Most McClellanville residents and small businesses fall within Dominion Energy South Carolina's territory. The rest are served by Moncks Corner-based Berkeley Electric.

The source of the rural area's power struggles is an aging, inefficient and vulnerable transmission setup. A lone line ties into a Dominion substation about 40 miles away in Mount Pleasant that bleeds voltage the farther north it goes.

And it provides no backup in the event of an outage.

"The long line exposure is through forested properties, increasing the likelihood of service interruption," according to the government's environmental report, which pointed to downed trees, falling limbs and wildfires, as well as severe storms and saltwater corrosion.

"Given that this is a single source of electricity to McClellanville, all these factors render this source inherently unreliable and fail to meet ... the threshold industry standard for acceptable power system reliability," the study continued.

The new and existing lines will provide three electrical circuits rather than one, leading to fewer outages and creating a backup power loop. A similar project that state-owned Santee Cooper started building on Johns Island in June required about 10 years of planning, including delicate negotiations with irate landowners.
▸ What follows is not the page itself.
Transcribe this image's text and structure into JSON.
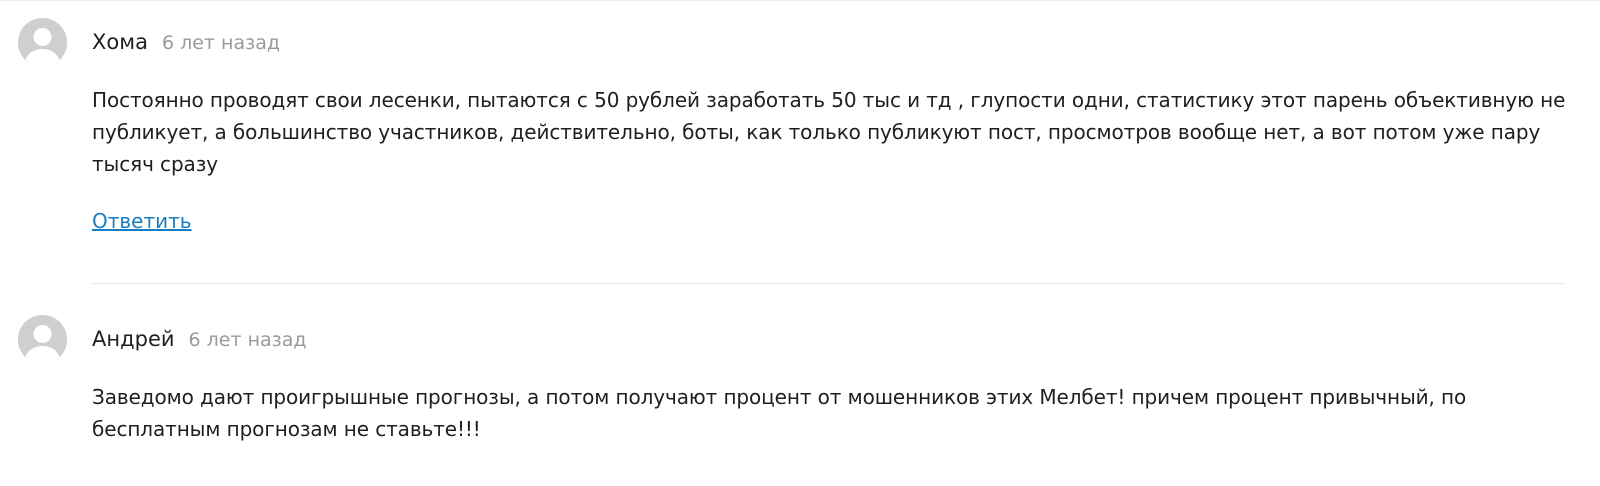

Central Electric estimated that McClellanville, on average, has lost power for about 11 hours each year since 2020, or 38 times longer than all other parts of South Carolina served by the cooperative system. The group also projected demand from the area's existing "delivery point" is on track to grow 22 percent.

Central Electric CEO Rob Hochstetler said McClellanville's residents and small businesses experience "by far the least reliable electric service in the state."

"They deal with flickering lights and frequent, lengthy power outages — the kind of problems most consumers haven’t faced in several decades," he said in a written statement last week. "Central and Berkeley Electric Cooperative have worked for 25 years to address this problem, and, finally, we have the federal government’s approval for a plan to fix it."

He added that the painstaking process yielded "a solution that is proven to have the least impact on the environment and local communities. Through multiple rounds of ... engagement and plan revisions, we explored every possible route and exhausted every available option."

The new line is expected to take about three years to complete, once construction begins.

Leland, closing in on his 50th year as mayor of McClellanville, which dates to 1685, has learned to take the long view.

"We've always been optimistic," he said.